Perry Poulos was investigated early in his tenure because of his close relationship with Murray, a rival to Jensen and others vying to succeed Dalio, according to Copeland. He is now the Marto Capital fund’s chief financial officer.

Joe Sweet, who was hospitalized for severe depression while at Bridgewater, went on to work as a manager at HBR Consulting and is now the global head of technology sourcing for Chain IQ, a procurement-tech firm.

According to the book, Tara Arnold warned Dalio about burnout from the company’s culture, which he ignored. Arnold, who now goes by her married name, Lovanio, is the chief human-resources officer at MIO Partners, which manages the pension for McKinsey partners, after nearly two decades at the hedge fund.

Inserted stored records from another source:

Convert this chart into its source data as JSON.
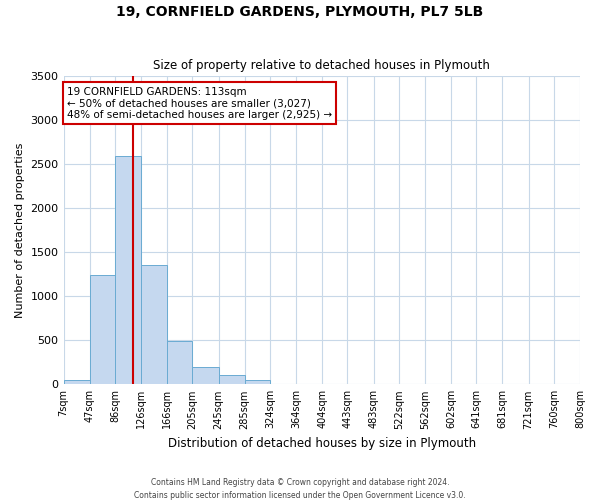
{
  "title": "19, CORNFIELD GARDENS, PLYMOUTH, PL7 5LB",
  "subtitle": "Size of property relative to detached houses in Plymouth",
  "xlabel": "Distribution of detached houses by size in Plymouth",
  "ylabel": "Number of detached properties",
  "bin_labels": [
    "7sqm",
    "47sqm",
    "86sqm",
    "126sqm",
    "166sqm",
    "205sqm",
    "245sqm",
    "285sqm",
    "324sqm",
    "364sqm",
    "404sqm",
    "443sqm",
    "483sqm",
    "522sqm",
    "562sqm",
    "602sqm",
    "641sqm",
    "681sqm",
    "721sqm",
    "760sqm",
    "800sqm"
  ],
  "bar_heights": [
    50,
    1240,
    2590,
    1350,
    495,
    195,
    105,
    45,
    0,
    0,
    0,
    0,
    0,
    0,
    0,
    0,
    0,
    0,
    0,
    0
  ],
  "bar_color": "#c5d8ef",
  "bar_edge_color": "#6aabd2",
  "vline_x": 113,
  "vline_color": "#cc0000",
  "annotation_title": "19 CORNFIELD GARDENS: 113sqm",
  "annotation_line1": "← 50% of detached houses are smaller (3,027)",
  "annotation_line2": "48% of semi-detached houses are larger (2,925) →",
  "annotation_box_color": "#ffffff",
  "annotation_box_edge": "#cc0000",
  "ylim": [
    0,
    3500
  ],
  "background_color": "#ffffff",
  "grid_color": "#c8d8e8",
  "footer_line1": "Contains HM Land Registry data © Crown copyright and database right 2024.",
  "footer_line2": "Contains public sector information licensed under the Open Government Licence v3.0.",
  "bin_edges": [
    7,
    47,
    86,
    126,
    166,
    205,
    245,
    285,
    324,
    364,
    404,
    443,
    483,
    522,
    562,
    602,
    641,
    681,
    721,
    760,
    800
  ]
}
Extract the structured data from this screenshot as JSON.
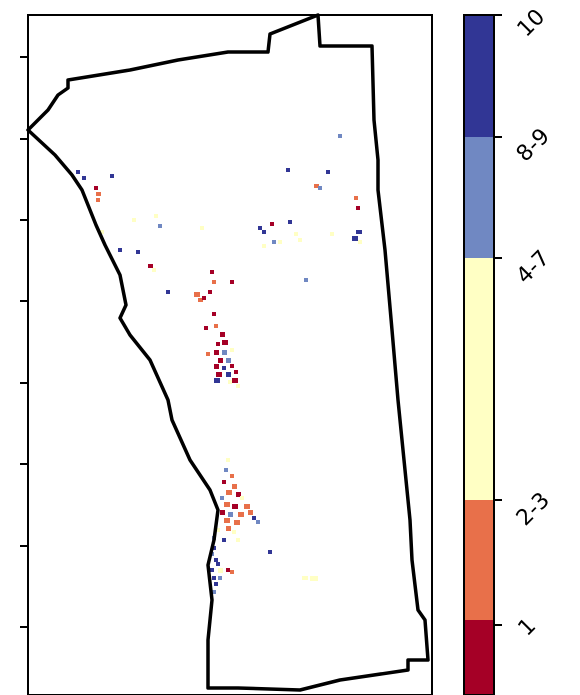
{
  "colorbar": {
    "bins": [
      {
        "label": "1",
        "color": "#a50026"
      },
      {
        "label": "2-3",
        "color": "#e8704a"
      },
      {
        "label": "4-7",
        "color": "#ffffc4"
      },
      {
        "label": "8-9",
        "color": "#7088c2"
      },
      {
        "label": "10",
        "color": "#313695"
      }
    ],
    "tick_labels": [
      "1",
      "2-3",
      "4-7",
      "8-9",
      "10"
    ]
  },
  "colors": {
    "boundary": "#000000",
    "background": "#ffffff"
  }
}
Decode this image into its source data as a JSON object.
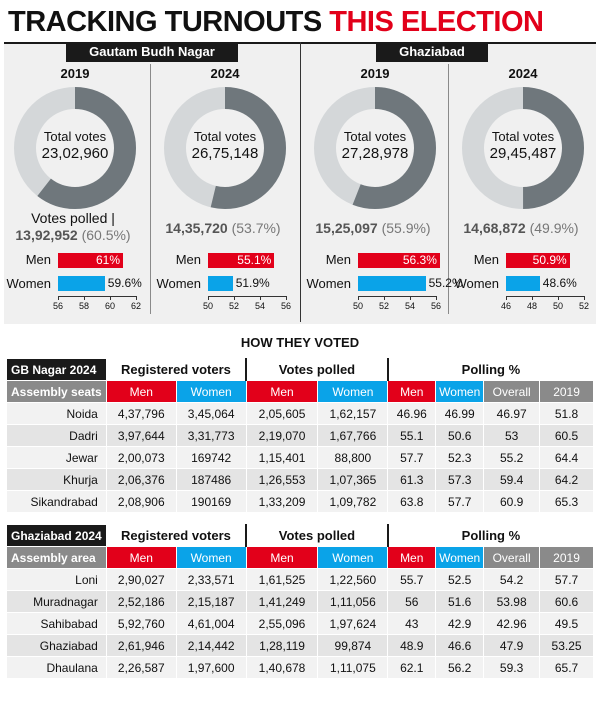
{
  "headline": {
    "part1": "TRACKING TURNOUTS",
    "part2": "THIS ELECTION"
  },
  "colors": {
    "men": "#e2001a",
    "women": "#0aa3e8",
    "donut_dark": "#6f777c",
    "donut_light": "#d4d7d9"
  },
  "chart_data": [
    {
      "type": "pie",
      "district": "Gautam Budh Nagar",
      "year": "2019",
      "total_label": "Total votes",
      "total": "23,02,960",
      "polled_prefix": "Votes polled |",
      "polled": "13,92,952",
      "polled_pct": "(60.5%)",
      "polled_fraction": 0.605,
      "men_pct": 61,
      "men_label": "61%",
      "women_pct": 59.6,
      "women_label": "59.6%",
      "axis_ticks": [
        "56",
        "58",
        "60",
        "62"
      ],
      "axis_min": 56,
      "axis_max": 62
    },
    {
      "type": "pie",
      "district": "Gautam Budh Nagar",
      "year": "2024",
      "total_label": "Total votes",
      "total": "26,75,148",
      "polled": "14,35,720",
      "polled_pct": "(53.7%)",
      "polled_fraction": 0.537,
      "men_pct": 55.1,
      "men_label": "55.1%",
      "women_pct": 51.9,
      "women_label": "51.9%",
      "axis_ticks": [
        "50",
        "52",
        "54",
        "56"
      ],
      "axis_min": 50,
      "axis_max": 56
    },
    {
      "type": "pie",
      "district": "Ghaziabad",
      "year": "2019",
      "total_label": "Total votes",
      "total": "27,28,978",
      "polled": "15,25,097",
      "polled_pct": "(55.9%)",
      "polled_fraction": 0.559,
      "men_pct": 56.3,
      "men_label": "56.3%",
      "women_pct": 55.2,
      "women_label": "55.2%",
      "axis_ticks": [
        "50",
        "52",
        "54",
        "56"
      ],
      "axis_min": 50,
      "axis_max": 56
    },
    {
      "type": "pie",
      "district": "Ghaziabad",
      "year": "2024",
      "total_label": "Total votes",
      "total": "29,45,487",
      "polled": "14,68,872",
      "polled_pct": "(49.9%)",
      "polled_fraction": 0.499,
      "men_pct": 50.9,
      "men_label": "50.9%",
      "women_pct": 48.6,
      "women_label": "48.6%",
      "axis_ticks": [
        "46",
        "48",
        "50",
        "52"
      ],
      "axis_min": 46,
      "axis_max": 52
    }
  ],
  "labels": {
    "men": "Men",
    "women": "Women",
    "gb": "Gautam Budh Nagar",
    "gzb": "Ghaziabad"
  },
  "section_title": "HOW THEY VOTED",
  "tables": [
    {
      "title": "GB Nagar 2024",
      "first_col": "Assembly seats",
      "groups": [
        "Registered voters",
        "Votes polled",
        "Polling %"
      ],
      "cols": [
        "Men",
        "Women",
        "Men",
        "Women",
        "Men",
        "Women",
        "Overall",
        "2019"
      ],
      "rows": [
        [
          "Noida",
          "4,37,796",
          "3,45,064",
          "2,05,605",
          "1,62,157",
          "46.96",
          "46.99",
          "46.97",
          "51.8"
        ],
        [
          "Dadri",
          "3,97,644",
          "3,31,773",
          "2,19,070",
          "1,67,766",
          "55.1",
          "50.6",
          "53",
          "60.5"
        ],
        [
          "Jewar",
          "2,00,073",
          "169742",
          "1,15,401",
          "88,800",
          "57.7",
          "52.3",
          "55.2",
          "64.4"
        ],
        [
          "Khurja",
          "2,06,376",
          "187486",
          "1,26,553",
          "1,07,365",
          "61.3",
          "57.3",
          "59.4",
          "64.2"
        ],
        [
          "Sikandrabad",
          "2,08,906",
          "190169",
          "1,33,209",
          "1,09,782",
          "63.8",
          "57.7",
          "60.9",
          "65.3"
        ]
      ]
    },
    {
      "title": "Ghaziabad  2024",
      "first_col": "Assembly area",
      "groups": [
        "Registered voters",
        "Votes polled",
        "Polling %"
      ],
      "cols": [
        "Men",
        "Women",
        "Men",
        "Women",
        "Men",
        "Women",
        "Overall",
        "2019"
      ],
      "rows": [
        [
          "Loni",
          "2,90,027",
          "2,33,571",
          "1,61,525",
          "1,22,560",
          "55.7",
          "52.5",
          "54.2",
          "57.7"
        ],
        [
          "Muradnagar",
          "2,52,186",
          "2,15,187",
          "1,41,249",
          "1,11,056",
          "56",
          "51.6",
          "53.98",
          "60.6"
        ],
        [
          "Sahibabad",
          "5,92,760",
          "4,61,004",
          "2,55,096",
          "1,97,624",
          "43",
          "42.9",
          "42.96",
          "49.5"
        ],
        [
          "Ghaziabad",
          "2,61,946",
          "2,14,442",
          "1,28,119",
          "99,874",
          "48.9",
          "46.6",
          "47.9",
          "53.25"
        ],
        [
          "Dhaulana",
          "2,26,587",
          "1,97,600",
          "1,40,678",
          "1,11,075",
          "62.1",
          "56.2",
          "59.3",
          "65.7"
        ]
      ]
    }
  ]
}
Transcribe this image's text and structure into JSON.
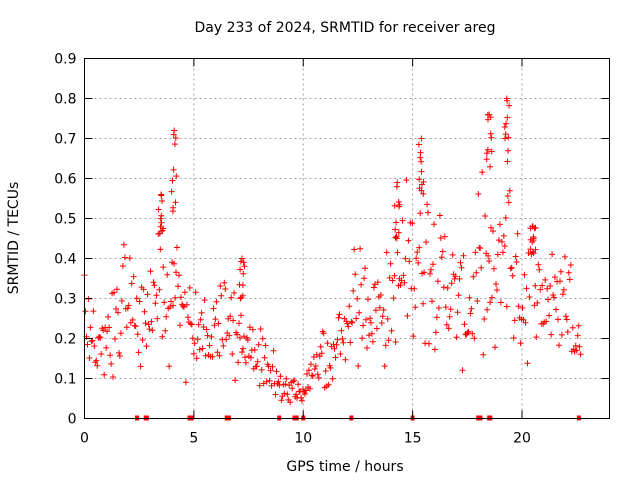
{
  "chart_data": {
    "type": "scatter",
    "title": "Day 233 of 2024, SRMTID for receiver areg",
    "xlabel": "GPS time / hours",
    "ylabel": "SRMTID / TECUs",
    "xlim": [
      0,
      24
    ],
    "ylim": [
      0,
      0.9
    ],
    "x_ticks": [
      0,
      5,
      10,
      15,
      20
    ],
    "x_tick_labels": [
      "0",
      "5",
      "10",
      "15",
      "20"
    ],
    "y_ticks": [
      0,
      0.1,
      0.2,
      0.3,
      0.4,
      0.5,
      0.6,
      0.7,
      0.8,
      0.9
    ],
    "y_tick_labels": [
      "0",
      "0.1",
      "0.2",
      "0.3",
      "0.4",
      "0.5",
      "0.6",
      "0.7",
      "0.8",
      "0.9"
    ],
    "grid": true,
    "marker": "+",
    "series_color": "#ff0000",
    "zero_value_times_h": [
      2.4,
      2.8,
      2.85,
      4.8,
      4.9,
      6.5,
      6.6,
      8.9,
      9.6,
      9.7,
      10.0,
      12.2,
      15.0,
      18.0,
      18.1,
      18.5,
      18.55,
      22.6
    ],
    "envelope": [
      {
        "x": 0.0,
        "y": 0.28
      },
      {
        "x": 0.3,
        "y": 0.22
      },
      {
        "x": 0.8,
        "y": 0.2
      },
      {
        "x": 1.2,
        "y": 0.2
      },
      {
        "x": 1.6,
        "y": 0.28
      },
      {
        "x": 1.9,
        "y": 0.3
      },
      {
        "x": 2.5,
        "y": 0.28
      },
      {
        "x": 3.0,
        "y": 0.26
      },
      {
        "x": 3.4,
        "y": 0.38
      },
      {
        "x": 3.7,
        "y": 0.3
      },
      {
        "x": 4.0,
        "y": 0.35
      },
      {
        "x": 4.4,
        "y": 0.25
      },
      {
        "x": 5.0,
        "y": 0.22
      },
      {
        "x": 5.8,
        "y": 0.2
      },
      {
        "x": 6.5,
        "y": 0.25
      },
      {
        "x": 7.2,
        "y": 0.18
      },
      {
        "x": 8.0,
        "y": 0.15
      },
      {
        "x": 8.6,
        "y": 0.11
      },
      {
        "x": 9.2,
        "y": 0.07
      },
      {
        "x": 9.8,
        "y": 0.05
      },
      {
        "x": 10.3,
        "y": 0.1
      },
      {
        "x": 10.8,
        "y": 0.16
      },
      {
        "x": 11.3,
        "y": 0.15
      },
      {
        "x": 11.8,
        "y": 0.2
      },
      {
        "x": 12.3,
        "y": 0.28
      },
      {
        "x": 13.0,
        "y": 0.28
      },
      {
        "x": 13.8,
        "y": 0.28
      },
      {
        "x": 14.5,
        "y": 0.35
      },
      {
        "x": 15.0,
        "y": 0.42
      },
      {
        "x": 15.5,
        "y": 0.45
      },
      {
        "x": 16.3,
        "y": 0.35
      },
      {
        "x": 17.0,
        "y": 0.3
      },
      {
        "x": 17.5,
        "y": 0.25
      },
      {
        "x": 18.2,
        "y": 0.4
      },
      {
        "x": 18.8,
        "y": 0.3
      },
      {
        "x": 19.3,
        "y": 0.5
      },
      {
        "x": 19.8,
        "y": 0.3
      },
      {
        "x": 20.5,
        "y": 0.35
      },
      {
        "x": 21.0,
        "y": 0.3
      },
      {
        "x": 21.6,
        "y": 0.3
      },
      {
        "x": 22.2,
        "y": 0.3
      },
      {
        "x": 22.6,
        "y": 0.18
      }
    ],
    "peaks": [
      {
        "x": 4.1,
        "y": 0.72
      },
      {
        "x": 3.5,
        "y": 0.56
      },
      {
        "x": 7.2,
        "y": 0.4
      },
      {
        "x": 14.3,
        "y": 0.59
      },
      {
        "x": 15.4,
        "y": 0.7
      },
      {
        "x": 18.5,
        "y": 0.76
      },
      {
        "x": 19.3,
        "y": 0.8
      },
      {
        "x": 20.5,
        "y": 0.48
      }
    ],
    "data_end_h": 22.7
  }
}
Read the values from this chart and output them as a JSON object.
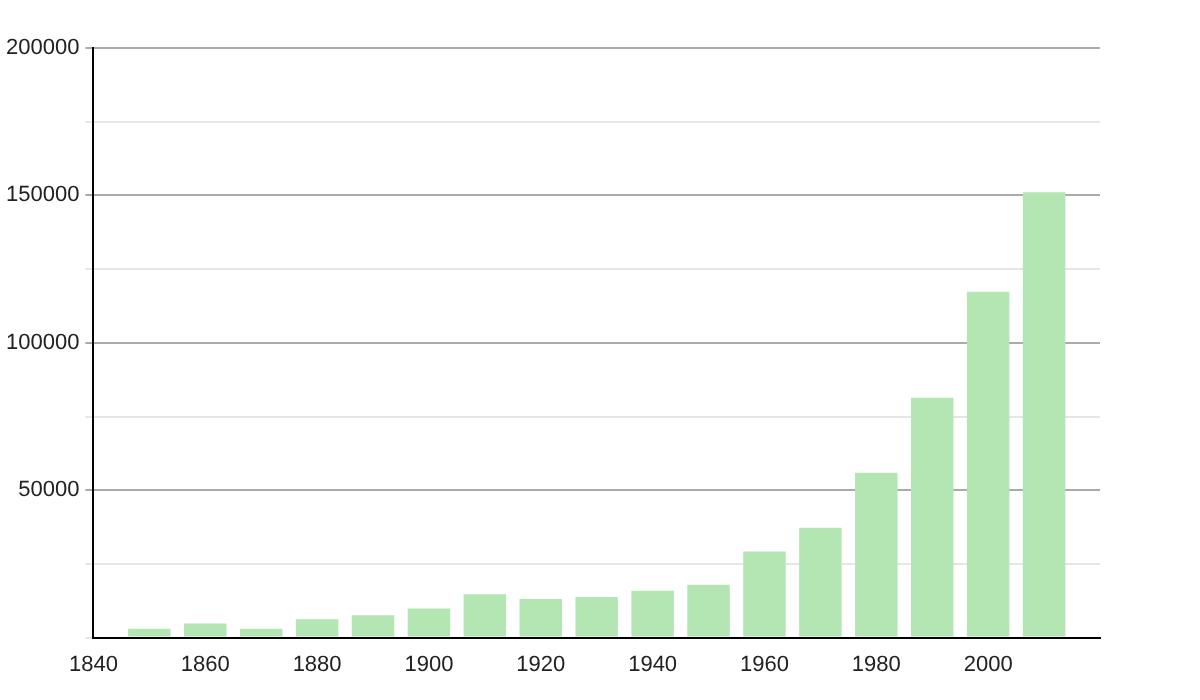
{
  "chart_data": {
    "type": "bar",
    "x": [
      1850,
      1860,
      1870,
      1880,
      1890,
      1900,
      1910,
      1920,
      1930,
      1940,
      1950,
      1960,
      1970,
      1980,
      1990,
      2000,
      2010
    ],
    "values": [
      3000,
      4800,
      3000,
      6200,
      7600,
      9900,
      14700,
      13100,
      13800,
      15900,
      17900,
      29200,
      37300,
      55900,
      81400,
      117300,
      151100
    ],
    "color": "#b3e6b3",
    "xlim": [
      1840,
      2020
    ],
    "xticks": [
      1840,
      1860,
      1880,
      1900,
      1920,
      1940,
      1960,
      1980,
      2000
    ],
    "ylim": [
      0,
      200000
    ],
    "yticks": [
      {
        "value": 0,
        "label": null
      },
      {
        "value": 25000,
        "label": null
      },
      50000,
      {
        "value": 75000,
        "label": null
      },
      100000,
      {
        "value": 125000,
        "label": null
      },
      150000,
      {
        "value": 175000,
        "label": null
      },
      200000
    ],
    "grid": "y",
    "legend": false
  }
}
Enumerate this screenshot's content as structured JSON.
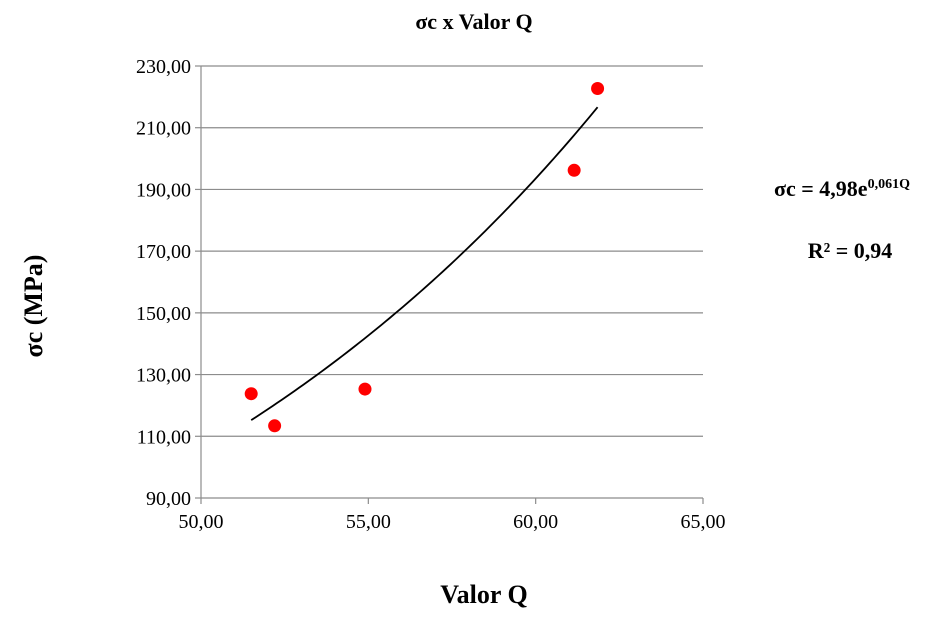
{
  "chart_data": {
    "type": "scatter",
    "title": "σc x Valor Q",
    "xlabel": "Valor Q",
    "ylabel": "σc (MPa)",
    "xlim": [
      50,
      65
    ],
    "ylim": [
      90,
      230
    ],
    "x_ticks": [
      "50,00",
      "55,00",
      "60,00",
      "65,00"
    ],
    "y_ticks": [
      "90,00",
      "110,00",
      "130,00",
      "150,00",
      "170,00",
      "190,00",
      "210,00",
      "230,00"
    ],
    "grid": true,
    "series": [
      {
        "points": [
          {
            "x": 51.5,
            "y": 123.8
          },
          {
            "x": 52.2,
            "y": 113.4
          },
          {
            "x": 54.9,
            "y": 125.3
          },
          {
            "x": 61.15,
            "y": 196.2
          },
          {
            "x": 61.85,
            "y": 222.7
          }
        ]
      }
    ],
    "trendline": {
      "type": "exponential",
      "a": 4.98,
      "b": 0.061,
      "x_range": [
        51.5,
        61.85
      ],
      "equation": {
        "lhs": "σc = 4,98e",
        "exponent": "0,061Q",
        "r2": "R² = 0,94"
      }
    }
  }
}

Leah Guggenheimer was both a “leverager” (Bridgewater speak for an executive assistant to a member of a management committee) and a lawyer. Since leaving Bridgewater, she has worked as a consultant and chief operating officer, and she is now the chief innovation officer for the litigation-finance firm Burford Capital.

According to the book, Charles Korchinski is notable for criticizing then-CEO Harris early in his tenure. Since leaving in 2006, he has worked as an investor and business-development professional at various funds, including Larch Lane Advisors and Bonaccord Capital. He is now a director at Eaton Partners, a Connecticut-based alternative manager fundraiser.

According to the book, Kent Kuran left in a blaze of glory, criticizing Dalio and Jensen in exit-interview notes that quickly spread throughout the firm. He moved from Connecticut to Asia, working as a consultant for Tractus in India, Shanghai, and Singapore before attending Stanford Business School. Following that, he worked in renewable energy in Israel, Africa, and San Francisco. He is NextEra Energy Resources’ director of business development.